いくつか大きな議論がなされているわけだけど,その中心的な部分は農地の転用についての議論。農業経営の大規模化が進まないのは農業者に資本が足りないからというわけではなくて,農地を転用して高く売ることを期待する零細農家が土地を売らないから集約できないんだ,という主張。この主張は(実は卒論ではやや批判的に取り上げていたのですが)非常に説得力があり,農地転用を透明化するとともにその規制を強化すべき,という主張には全く頷かされる。「先祖伝来の土地が…」とかいいながら土地を売らない人がたくさんいるわけですが,そういう主張であっても(あるいはそういう主張であるならばなおさら)農地転用規制の厳格化は反対する道理はないんじゃないか。だって別に売らなければいいわけだし。*1ひとつだけ,ちょっとよくわからないところは(これは卒論のときから同じなんだけど),その「値上がり益」は今でもそれほど大きいのだろうか,というところ。バブルが崩壊した後,特に地方の不便なところでは土地の価格が将来的に上がるとはとても思えないと思うんだけども,それでも転用益を願って土地保有しているのだろうか。もちろん,本書で言われるように日本の優良農地の多くは商業地等との取り合いになる,という問題が根底にあるので,そういうところでは将来的に転用益を取れるのかもしれないけど。
また,本書では「市民/住民/地権者のエゴ」とそれに便乗するマスコミの姿勢が非常に厳しく批判されている。転用規制を厳格化できない原因として,「集落の和」の問題と,そもそも責任を分担して都市計画をきちんと作ることができない市民の問題が挙げられている。都市計画の話は本当にそうだなぁ,と。結語で述べられているように,何でも行政のせいにして「市民」が責任を取らないことで問題が逆行するという事例は少なくないんじゃないだろうか。そういう現象?は「ゴネる」人から距離をおきたい,っていう気分がかなり作用してるんじゃないだろうか,と思う。いちいちゴネる人と(個人的に)対決することはひとりひとりの「市民」にとってはものすごく負担になるわけで,それを全面的に行政に委ねて安全なところから眺めていると,当然たまに行政が「ゴネ得」を認めることもあるわけで。*2もちろん神門先生が書いているように,「市民の責任で」ゴネ得を排除することができればそれよりも美しいことはない。でもそれは結構難しいんじゃないだろうか(すぐ「集落の和」とか出てくるし)。やっぱり他の全篇を流れている考え方と同様に,ゴネ得自体をつぶしていくことを一方で進めるしかないんだろう。

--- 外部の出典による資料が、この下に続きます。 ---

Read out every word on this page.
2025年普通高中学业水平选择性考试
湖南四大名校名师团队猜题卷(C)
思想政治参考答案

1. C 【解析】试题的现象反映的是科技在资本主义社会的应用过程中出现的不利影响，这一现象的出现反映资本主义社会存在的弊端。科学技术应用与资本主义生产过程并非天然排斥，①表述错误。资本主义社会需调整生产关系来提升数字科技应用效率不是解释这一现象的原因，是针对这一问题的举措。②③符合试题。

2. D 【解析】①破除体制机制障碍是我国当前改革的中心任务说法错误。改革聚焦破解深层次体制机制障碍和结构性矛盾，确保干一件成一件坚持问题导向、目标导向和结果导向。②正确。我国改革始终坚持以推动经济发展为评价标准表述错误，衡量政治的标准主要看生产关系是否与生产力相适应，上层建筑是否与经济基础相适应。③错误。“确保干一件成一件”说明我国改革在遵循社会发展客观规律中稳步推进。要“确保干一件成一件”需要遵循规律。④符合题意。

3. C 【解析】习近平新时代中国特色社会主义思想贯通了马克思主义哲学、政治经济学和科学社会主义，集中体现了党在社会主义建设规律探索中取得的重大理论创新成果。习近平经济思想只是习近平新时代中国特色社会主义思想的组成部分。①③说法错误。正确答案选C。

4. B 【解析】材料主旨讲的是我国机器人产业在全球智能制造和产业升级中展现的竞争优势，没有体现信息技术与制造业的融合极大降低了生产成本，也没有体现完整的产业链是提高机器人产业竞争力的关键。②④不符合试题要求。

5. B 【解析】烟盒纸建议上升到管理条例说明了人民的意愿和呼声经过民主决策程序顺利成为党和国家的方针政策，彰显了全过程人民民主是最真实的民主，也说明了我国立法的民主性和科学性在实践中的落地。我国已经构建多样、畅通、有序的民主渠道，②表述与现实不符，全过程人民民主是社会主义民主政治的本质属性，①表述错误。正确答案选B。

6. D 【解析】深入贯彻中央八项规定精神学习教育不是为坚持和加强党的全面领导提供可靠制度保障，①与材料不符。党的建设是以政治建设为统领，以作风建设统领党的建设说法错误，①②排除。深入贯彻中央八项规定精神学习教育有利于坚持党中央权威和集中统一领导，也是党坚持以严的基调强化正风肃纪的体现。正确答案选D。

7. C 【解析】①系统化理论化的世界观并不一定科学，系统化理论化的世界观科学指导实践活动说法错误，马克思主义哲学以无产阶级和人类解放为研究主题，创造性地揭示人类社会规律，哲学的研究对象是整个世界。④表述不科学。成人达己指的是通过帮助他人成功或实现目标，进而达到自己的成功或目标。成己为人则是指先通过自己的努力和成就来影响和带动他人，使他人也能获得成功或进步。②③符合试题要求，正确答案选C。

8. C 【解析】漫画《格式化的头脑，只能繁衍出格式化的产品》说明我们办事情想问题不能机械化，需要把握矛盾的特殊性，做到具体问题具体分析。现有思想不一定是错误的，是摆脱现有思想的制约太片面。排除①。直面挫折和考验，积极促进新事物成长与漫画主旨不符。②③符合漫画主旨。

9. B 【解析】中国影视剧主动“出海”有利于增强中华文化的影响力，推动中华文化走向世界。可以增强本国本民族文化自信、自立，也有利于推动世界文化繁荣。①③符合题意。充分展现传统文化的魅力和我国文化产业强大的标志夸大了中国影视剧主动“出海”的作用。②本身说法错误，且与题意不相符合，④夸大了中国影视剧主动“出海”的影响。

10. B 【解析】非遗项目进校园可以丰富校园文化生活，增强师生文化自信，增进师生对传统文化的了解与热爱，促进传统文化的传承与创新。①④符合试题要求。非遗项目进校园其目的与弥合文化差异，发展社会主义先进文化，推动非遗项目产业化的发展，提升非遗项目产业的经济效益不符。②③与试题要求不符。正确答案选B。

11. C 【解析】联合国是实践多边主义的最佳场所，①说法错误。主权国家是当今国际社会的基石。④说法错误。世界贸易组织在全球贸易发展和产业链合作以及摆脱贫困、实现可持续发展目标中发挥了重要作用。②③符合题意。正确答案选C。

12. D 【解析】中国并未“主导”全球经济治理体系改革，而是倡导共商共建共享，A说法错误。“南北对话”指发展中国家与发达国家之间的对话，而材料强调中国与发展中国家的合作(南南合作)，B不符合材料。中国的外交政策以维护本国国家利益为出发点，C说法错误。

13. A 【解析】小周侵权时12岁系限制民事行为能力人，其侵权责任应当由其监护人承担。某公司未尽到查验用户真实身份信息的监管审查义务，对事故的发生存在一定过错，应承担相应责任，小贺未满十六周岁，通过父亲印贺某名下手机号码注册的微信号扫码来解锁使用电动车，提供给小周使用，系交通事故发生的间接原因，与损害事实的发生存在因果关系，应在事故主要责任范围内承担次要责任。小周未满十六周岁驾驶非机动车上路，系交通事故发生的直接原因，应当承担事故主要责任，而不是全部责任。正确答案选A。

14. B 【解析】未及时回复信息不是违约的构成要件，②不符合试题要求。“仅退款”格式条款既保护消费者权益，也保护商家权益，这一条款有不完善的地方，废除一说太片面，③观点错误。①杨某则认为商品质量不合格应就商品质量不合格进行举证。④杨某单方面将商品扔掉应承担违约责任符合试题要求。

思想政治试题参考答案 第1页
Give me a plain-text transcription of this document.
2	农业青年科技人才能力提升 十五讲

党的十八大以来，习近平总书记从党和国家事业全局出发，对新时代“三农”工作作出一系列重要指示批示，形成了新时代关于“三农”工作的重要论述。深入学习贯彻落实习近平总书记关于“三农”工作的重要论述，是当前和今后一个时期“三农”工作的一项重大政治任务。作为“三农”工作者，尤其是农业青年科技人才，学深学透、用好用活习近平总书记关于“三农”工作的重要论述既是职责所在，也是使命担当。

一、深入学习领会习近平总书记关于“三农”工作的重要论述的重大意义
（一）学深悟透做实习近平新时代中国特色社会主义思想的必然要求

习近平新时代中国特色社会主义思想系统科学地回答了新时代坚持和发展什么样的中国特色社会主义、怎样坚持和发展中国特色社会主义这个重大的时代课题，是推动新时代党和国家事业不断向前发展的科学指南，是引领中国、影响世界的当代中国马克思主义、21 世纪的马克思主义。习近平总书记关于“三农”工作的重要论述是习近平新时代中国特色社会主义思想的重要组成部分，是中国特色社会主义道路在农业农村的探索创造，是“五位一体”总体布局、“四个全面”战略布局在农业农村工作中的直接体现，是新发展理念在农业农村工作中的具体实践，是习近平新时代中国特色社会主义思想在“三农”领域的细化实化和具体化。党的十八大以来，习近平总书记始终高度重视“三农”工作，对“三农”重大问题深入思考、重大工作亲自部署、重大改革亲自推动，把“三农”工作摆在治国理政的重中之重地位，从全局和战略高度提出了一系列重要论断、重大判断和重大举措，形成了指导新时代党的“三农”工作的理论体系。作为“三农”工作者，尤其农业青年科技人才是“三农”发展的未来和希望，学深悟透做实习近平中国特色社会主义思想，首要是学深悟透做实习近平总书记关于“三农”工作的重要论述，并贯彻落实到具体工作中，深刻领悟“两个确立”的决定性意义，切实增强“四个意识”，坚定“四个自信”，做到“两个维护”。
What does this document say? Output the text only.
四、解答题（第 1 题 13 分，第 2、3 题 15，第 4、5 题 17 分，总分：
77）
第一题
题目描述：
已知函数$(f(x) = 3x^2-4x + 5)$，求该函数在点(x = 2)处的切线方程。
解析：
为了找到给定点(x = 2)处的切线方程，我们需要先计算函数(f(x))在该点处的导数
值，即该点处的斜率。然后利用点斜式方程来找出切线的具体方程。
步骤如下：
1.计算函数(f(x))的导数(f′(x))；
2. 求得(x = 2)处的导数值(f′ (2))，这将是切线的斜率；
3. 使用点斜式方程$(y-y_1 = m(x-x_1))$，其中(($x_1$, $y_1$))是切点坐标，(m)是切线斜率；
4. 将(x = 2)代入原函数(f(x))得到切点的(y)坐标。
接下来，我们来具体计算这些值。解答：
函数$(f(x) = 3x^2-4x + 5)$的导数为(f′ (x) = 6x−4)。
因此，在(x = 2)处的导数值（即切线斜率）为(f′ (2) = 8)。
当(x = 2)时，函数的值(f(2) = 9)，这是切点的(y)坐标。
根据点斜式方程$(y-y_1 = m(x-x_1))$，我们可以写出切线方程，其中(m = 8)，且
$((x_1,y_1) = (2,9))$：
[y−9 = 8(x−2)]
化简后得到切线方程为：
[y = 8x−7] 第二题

それを進めるやり方を考えるならば,少なくともゴネ得が存在する分野での過度の規制緩和地方分権っていうのはかなり危険だ,ということになるんだろう。それは利害関係者が近いとそれこそ直接的にアプローチすることが可能だ,というのが大きいわけで。関係ある人からより「遠い」ところで物事を決定する,っていうことにたまには大きなメリットもあるんじゃないか,と思ったりするわけですが。

*1:議論の中で,食と農にまつわるいくつかの「神話」(本では「集団的誤解」が近いのかな?)を解体していくところもこの本の魅力,というところなのだろう。

*2:そら行政も面倒と係わるよりは個別の関係の中で相手が言うことを認めた方が楽やし。